Modify the. bashrc file:

~$ sudo gedit ~/.BASHRC

The command opens the edit window for the file, appends the following to the end of the file, and then saves and closes the editing window.

#HADOOP VARIABLES START

Export JAVA_HOME=/USR/LIB/JVM/JAVA-7-OPENJDK-AMD64

Export Hadoop_install=/usr/local/hadoop

Export path= $PATH: $HADOOP _install/bin

Export path= $PATH: $HADOOP _install/sbin

Export Hadoop_mapred_home= $HADOOP _install

Export Hadoop_common_home= $HADOOP _install

Export Hadoop_hdfs_home= $HADOOP _install

Export Yarn_home= $HADOOP _install

Export hadoop_common_lib_native_dir= $HADOOP _install/lib/native

Export hadoop_opts= "-djava.library.path= $HADOOP _install/lib"

#HADOOP VARIABLES END

To make the added environment variable effective:

~$ Source ~/.BASHRC

2) configuration hadoop-env.sh

Open hadoop-env.sh File:

~$ sudo gedit/usr/local/hadoop/etc/hadoop/hadoop-env.sh

Locate the Java_home variable and modify it as follows:

~$ Export JAVA_HOME=/USR/LIB/JVM/JAVA-7-OPENJDK-AMD64

The modified hadoop-env.sh file resembles the following :


To make the configuration effective:

    ~$ source/usr/local/hadoop/conf/hadoop-env.sh

Here, the single-machine mode of Hadoop is all installed.

6 Hadoop Test

  In order to test the Hadoop installation for correctness, we can test it in a band example (such as WordCount).

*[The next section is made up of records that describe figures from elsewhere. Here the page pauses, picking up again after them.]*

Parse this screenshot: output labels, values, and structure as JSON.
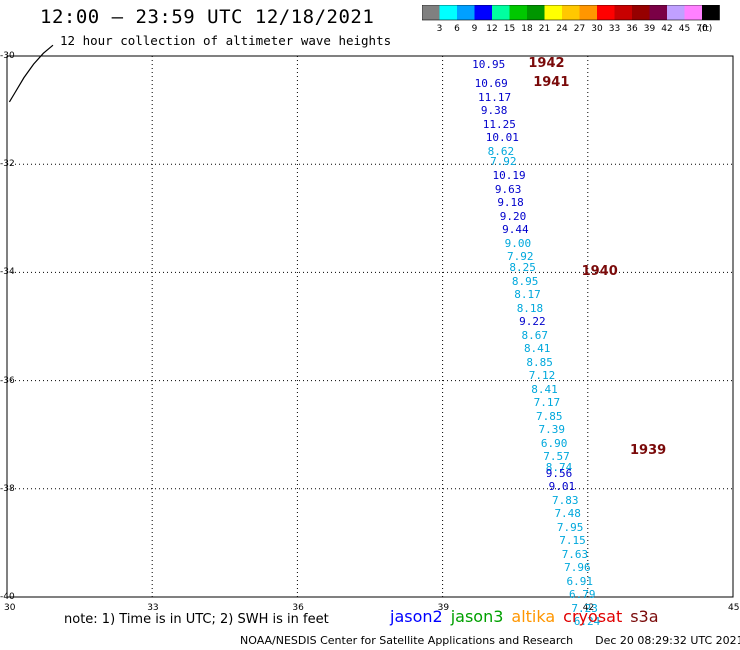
{
  "header": {
    "title": "12:00 – 23:59 UTC 12/18/2021",
    "subtitle": "12 hour collection of altimeter wave heights"
  },
  "colorbar": {
    "colors": [
      "#808080",
      "#00ffff",
      "#00a0ff",
      "#0000ff",
      "#00ffa0",
      "#00c800",
      "#009600",
      "#ffff00",
      "#ffc800",
      "#ff9600",
      "#ff0000",
      "#c80000",
      "#960000",
      "#7a0046",
      "#c0a0ff",
      "#ff80ff",
      "#000000"
    ],
    "labels": [
      "3",
      "6",
      "9",
      "12",
      "15",
      "18",
      "21",
      "24",
      "27",
      "30",
      "33",
      "36",
      "39",
      "42",
      "45",
      "70"
    ],
    "unit": "(ft)"
  },
  "axes": {
    "x_ticks": [
      "30",
      "33",
      "36",
      "39",
      "42",
      "45"
    ],
    "y_ticks": [
      "-30",
      "-32",
      "-34",
      "-36",
      "-38",
      "-40"
    ]
  },
  "chart_data": {
    "type": "scatter",
    "x_range": [
      30,
      45
    ],
    "y_range": [
      -40,
      -30
    ],
    "passes": [
      {
        "label": "1942",
        "x": 40.4,
        "y": -30.15
      },
      {
        "label": "1941",
        "x": 40.5,
        "y": -30.5
      },
      {
        "label": "1940",
        "x": 41.5,
        "y": -34.0
      },
      {
        "label": "1939",
        "x": 42.5,
        "y": -37.3
      }
    ],
    "points": [
      {
        "v": "10.95",
        "x": 39.9,
        "y": -30.15,
        "c": "#0000cc"
      },
      {
        "v": "10.69",
        "x": 39.95,
        "y": -30.5,
        "c": "#0000cc"
      },
      {
        "v": "11.17",
        "x": 40.02,
        "y": -30.75,
        "c": "#0000cc"
      },
      {
        "v": "9.38",
        "x": 40.08,
        "y": -31.0,
        "c": "#0000cc"
      },
      {
        "v": "11.25",
        "x": 40.12,
        "y": -31.25,
        "c": "#0000cc"
      },
      {
        "v": "10.01",
        "x": 40.18,
        "y": -31.5,
        "c": "#0000cc"
      },
      {
        "v": "8.62",
        "x": 40.22,
        "y": -31.75,
        "c": "#00a8dc"
      },
      {
        "v": "7.92",
        "x": 40.27,
        "y": -31.95,
        "c": "#00a8dc"
      },
      {
        "v": "10.19",
        "x": 40.32,
        "y": -32.2,
        "c": "#0000cc"
      },
      {
        "v": "9.63",
        "x": 40.37,
        "y": -32.45,
        "c": "#0000cc"
      },
      {
        "v": "9.18",
        "x": 40.42,
        "y": -32.7,
        "c": "#0000cc"
      },
      {
        "v": "9.20",
        "x": 40.47,
        "y": -32.95,
        "c": "#0000cc"
      },
      {
        "v": "9.44",
        "x": 40.52,
        "y": -33.2,
        "c": "#0000cc"
      },
      {
        "v": "9.00",
        "x": 40.57,
        "y": -33.45,
        "c": "#00a8dc"
      },
      {
        "v": "7.92",
        "x": 40.62,
        "y": -33.7,
        "c": "#00a8dc"
      },
      {
        "v": "8.25",
        "x": 40.67,
        "y": -33.9,
        "c": "#00a8dc"
      },
      {
        "v": "8.95",
        "x": 40.72,
        "y": -34.15,
        "c": "#00a8dc"
      },
      {
        "v": "8.17",
        "x": 40.77,
        "y": -34.4,
        "c": "#00a8dc"
      },
      {
        "v": "8.18",
        "x": 40.82,
        "y": -34.65,
        "c": "#00a8dc"
      },
      {
        "v": "9.22",
        "x": 40.87,
        "y": -34.9,
        "c": "#0000cc"
      },
      {
        "v": "8.67",
        "x": 40.92,
        "y": -35.15,
        "c": "#00a8dc"
      },
      {
        "v": "8.41",
        "x": 40.97,
        "y": -35.4,
        "c": "#00a8dc"
      },
      {
        "v": "8.85",
        "x": 41.02,
        "y": -35.65,
        "c": "#00a8dc"
      },
      {
        "v": "7.12",
        "x": 41.07,
        "y": -35.9,
        "c": "#00a8dc"
      },
      {
        "v": "8.41",
        "x": 41.12,
        "y": -36.15,
        "c": "#00a8dc"
      },
      {
        "v": "7.17",
        "x": 41.17,
        "y": -36.4,
        "c": "#00a8dc"
      },
      {
        "v": "7.85",
        "x": 41.22,
        "y": -36.65,
        "c": "#00a8dc"
      },
      {
        "v": "7.39",
        "x": 41.27,
        "y": -36.9,
        "c": "#00a8dc"
      },
      {
        "v": "6.90",
        "x": 41.32,
        "y": -37.15,
        "c": "#00a8dc"
      },
      {
        "v": "7.57",
        "x": 41.37,
        "y": -37.4,
        "c": "#00a8dc"
      },
      {
        "v": "8.74",
        "x": 41.42,
        "y": -37.6,
        "c": "#00a8dc"
      },
      {
        "v": "9.56",
        "x": 41.42,
        "y": -37.7,
        "c": "#0000cc"
      },
      {
        "v": "9.01",
        "x": 41.48,
        "y": -37.95,
        "c": "#0000cc"
      },
      {
        "v": "7.83",
        "x": 41.55,
        "y": -38.2,
        "c": "#00a8dc"
      },
      {
        "v": "7.48",
        "x": 41.6,
        "y": -38.45,
        "c": "#00a8dc"
      },
      {
        "v": "7.95",
        "x": 41.65,
        "y": -38.7,
        "c": "#00a8dc"
      },
      {
        "v": "7.15",
        "x": 41.7,
        "y": -38.95,
        "c": "#00a8dc"
      },
      {
        "v": "7.63",
        "x": 41.75,
        "y": -39.2,
        "c": "#00a8dc"
      },
      {
        "v": "7.96",
        "x": 41.8,
        "y": -39.45,
        "c": "#00a8dc"
      },
      {
        "v": "6.91",
        "x": 41.85,
        "y": -39.7,
        "c": "#00a8dc"
      },
      {
        "v": "6.79",
        "x": 41.9,
        "y": -39.95,
        "c": "#00a8dc"
      },
      {
        "v": "7.23",
        "x": 41.95,
        "y": -40.2,
        "c": "#00a8dc"
      },
      {
        "v": "6.24",
        "x": 42.0,
        "y": -40.45,
        "c": "#00a8dc"
      }
    ],
    "coastline": [
      [
        30.05,
        -30.85
      ],
      [
        30.15,
        -30.7
      ],
      [
        30.35,
        -30.4
      ],
      [
        30.55,
        -30.15
      ],
      [
        30.75,
        -29.95
      ],
      [
        30.95,
        -29.8
      ]
    ]
  },
  "note": "note:  1) Time is in UTC;  2) SWH is in feet",
  "legend": [
    {
      "name": "jason2",
      "color": "#0000ff"
    },
    {
      "name": "jason3",
      "color": "#00a000"
    },
    {
      "name": "altika",
      "color": "#ff9600"
    },
    {
      "name": "cryosat",
      "color": "#e00000"
    },
    {
      "name": "s3a",
      "color": "#7a0a0a"
    }
  ],
  "footer": {
    "credit": "NOAA/NESDIS Center for Satellite Applications and Research",
    "timestamp": "Dec 20 08:29:32 UTC 2021"
  }
}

1) Create the input folder under the/usr/local/hadoop path

~$ mkdir Input

2) Copy README.txt to input folder

~$ CP README.txt Input

3) Execute WordCount program instance

~$ Bin/hadoop Jar Share/hadoop/mapreduce/sources/hadoop-mapreduce-examples-2.7.0-sources.jar Org.apache.hadoop.examples.WordCount Input Output

If you see this, then congratulations, this means that your Hadoop has been installed successfully.

7 Conclusion

The process of installing Hadoop from Ubuntu can be seen in the past when you find it difficult to try something that may actually be simple. As long as you want to learn, just step by step, the problem can always find a way to solve, and we encourage each other.

8 Reference Content

  [1] Ubuntu 14.04 under Install Hadoop2.4.0 (standalone mode)

[2] Setting up a Hadoop environment on Ubuntu (standalone mode + pseudo distribution mode)

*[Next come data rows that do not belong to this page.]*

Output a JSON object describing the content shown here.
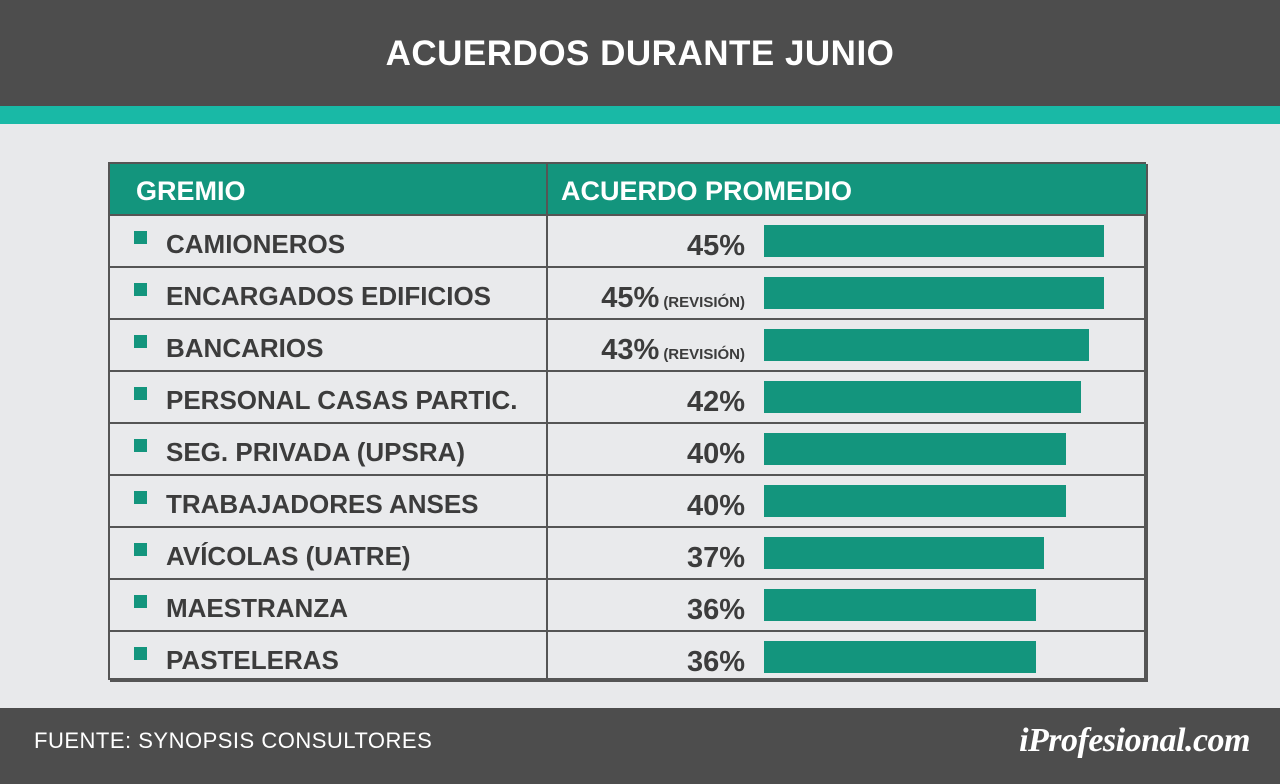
{
  "header": {
    "title": "ACUERDOS DURANTE JUNIO"
  },
  "colors": {
    "header_bg": "#4d4d4d",
    "accent": "#19b9a6",
    "bar": "#13957d",
    "text": "#3c3c3c"
  },
  "table": {
    "col_gremio": "GREMIO",
    "col_acuerdo": "ACUERDO PROMEDIO",
    "rows": [
      {
        "name": "CAMIONEROS",
        "pct": "45%",
        "note": ""
      },
      {
        "name": "ENCARGADOS EDIFICIOS",
        "pct": "45%",
        "note": "(REVISIÓN)"
      },
      {
        "name": "BANCARIOS",
        "pct": "43%",
        "note": "(REVISIÓN)"
      },
      {
        "name": "PERSONAL CASAS PARTIC.",
        "pct": "42%",
        "note": ""
      },
      {
        "name": "SEG. PRIVADA (UPSRA)",
        "pct": "40%",
        "note": ""
      },
      {
        "name": "TRABAJADORES ANSES",
        "pct": "40%",
        "note": ""
      },
      {
        "name": "AVÍCOLAS (UATRE)",
        "pct": "37%",
        "note": ""
      },
      {
        "name": "MAESTRANZA",
        "pct": "36%",
        "note": ""
      },
      {
        "name": "PASTELERAS",
        "pct": "36%",
        "note": ""
      }
    ]
  },
  "chart_data": {
    "type": "bar",
    "title": "ACUERDOS DURANTE JUNIO",
    "categories": [
      "CAMIONEROS",
      "ENCARGADOS EDIFICIOS",
      "BANCARIOS",
      "PERSONAL CASAS PARTIC.",
      "SEG. PRIVADA (UPSRA)",
      "TRABAJADORES ANSES",
      "AVÍCOLAS (UATRE)",
      "MAESTRANZA",
      "PASTELERAS"
    ],
    "values": [
      45,
      45,
      43,
      42,
      40,
      40,
      37,
      36,
      36
    ],
    "orientation": "horizontal",
    "xlabel": "ACUERDO PROMEDIO",
    "ylabel": "GREMIO",
    "grid": false
  },
  "footer": {
    "source": "FUENTE: SYNOPSIS CONSULTORES",
    "brand": "iProfesional.com"
  }
}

[Hadoop] Step-by-step Hadoop (standalone mode) on Ubuntu system

Contact Us

The content source of this page is from Internet, which doesn't represent Alibaba Cloud's opinion; products and services mentioned on that page don't have any relationship with Alibaba Cloud. If the content of the page makes you feel confusing, please write us an email, we will handle the problem within 5 days after receiving your email.

If you find any instances of plagiarism from the community, please send an email to: info-contact@alibabacloud.com and provide relevant evidence. A staff member will contact you within 5 working days.

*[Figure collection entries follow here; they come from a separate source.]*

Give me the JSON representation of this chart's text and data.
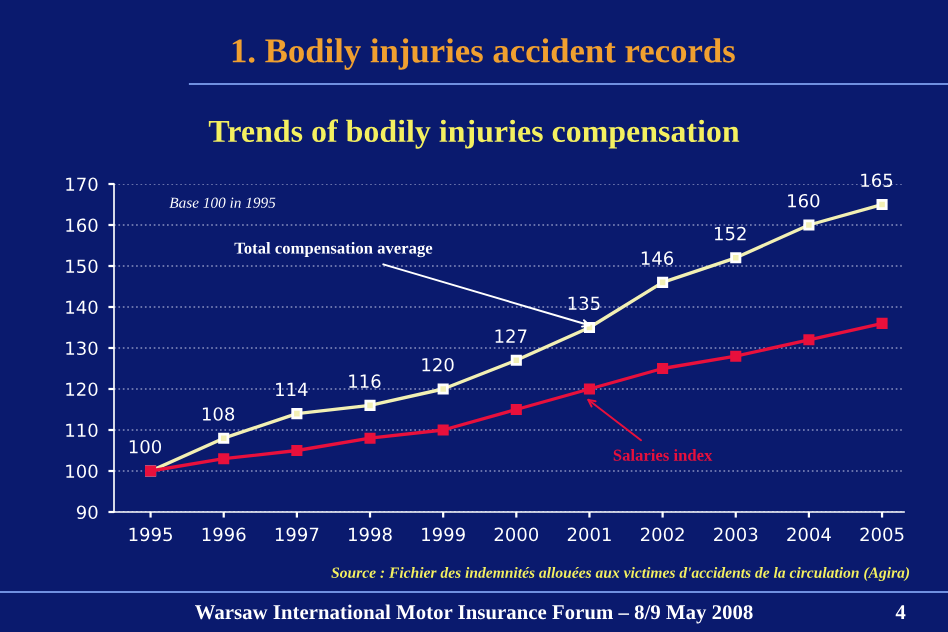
{
  "chart_data": {
    "type": "line",
    "title": "1. Bodily injuries accident records",
    "subtitle": "Trends of bodily injuries compensation",
    "categories": [
      "1995",
      "1996",
      "1997",
      "1998",
      "1999",
      "2000",
      "2001",
      "2002",
      "2003",
      "2004",
      "2005"
    ],
    "series": [
      {
        "name": "Total compensation average",
        "color": "#f2f0b4",
        "values": [
          100,
          108,
          114,
          116,
          120,
          127,
          135,
          146,
          152,
          160,
          165
        ],
        "value_labels": [
          "100",
          "108",
          "114",
          "116",
          "120",
          "127",
          "135",
          "146",
          "152",
          "160",
          "165"
        ]
      },
      {
        "name": "Salaries index",
        "color": "#e8103c",
        "values": [
          100,
          103,
          105,
          108,
          110,
          115,
          120,
          125,
          128,
          132,
          136
        ]
      }
    ],
    "ylim": [
      90,
      170
    ],
    "yticks": [
      90,
      100,
      110,
      120,
      130,
      140,
      150,
      160,
      170
    ],
    "grid": "y",
    "marker": "square",
    "line_style": "solid",
    "annotations": [
      "Base 100 in 1995",
      "Source : Fichier des indemnités allouées aux victimes d'accidents de la circulation (Agira)",
      "Warsaw International Motor Insurance Forum – 8/9 May 2008",
      "4"
    ]
  }
}
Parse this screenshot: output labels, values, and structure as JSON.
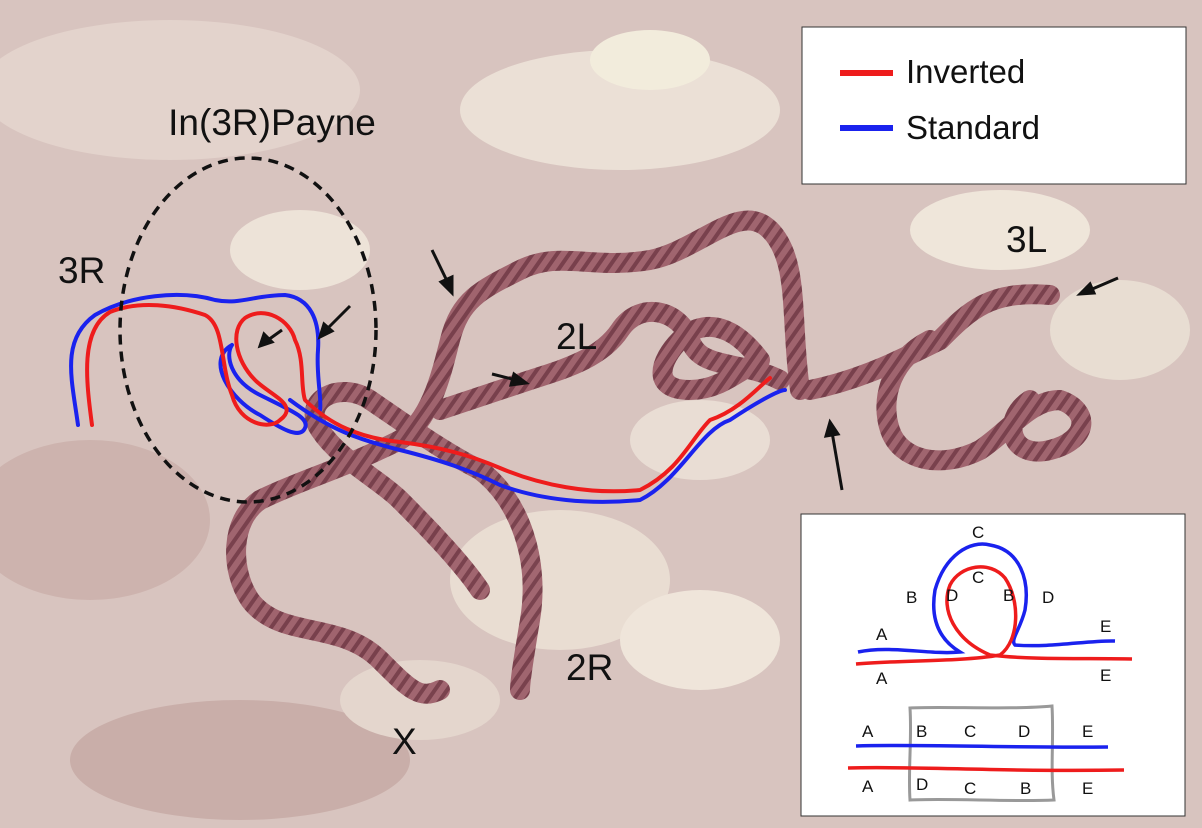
{
  "figure": {
    "inversion_label": "In(3R)Payne",
    "arm_labels": {
      "r3": "3R",
      "l3": "3L",
      "l2": "2L",
      "r2": "2R",
      "x": "X"
    }
  },
  "legend": {
    "items": [
      {
        "label": "Inverted",
        "color": "#ee1c1c"
      },
      {
        "label": "Standard",
        "color": "#1a22ee"
      }
    ]
  },
  "inset": {
    "loop_blue_labels": {
      "a": "A",
      "b": "B",
      "c": "C",
      "d": "D",
      "e": "E"
    },
    "loop_red_labels": {
      "a": "A",
      "d": "D",
      "c": "C",
      "b": "B",
      "e": "E"
    },
    "linear_blue": [
      "A",
      "B",
      "C",
      "D",
      "E"
    ],
    "linear_red": [
      "A",
      "D",
      "C",
      "B",
      "E"
    ]
  },
  "colors": {
    "background": "#d9c5c0",
    "chromosome": "#8a4a55",
    "inverted": "#ee1c1c",
    "standard": "#1a22ee",
    "ellipse": "#111111",
    "inset_box": "#999999"
  }
}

A Free Trial That Lets You Build Big!

Start building with 50+ products and up to 12 months usage for Elastic Compute Service

  • Sales Support

    1 on 1 presale consultation

  • After-Sales Support

    24/7 Technical Support 6 Free Tickets per Quarter Faster Response

  • Alibaba Cloud offers highly flexible support services tailored to meet your exact needs.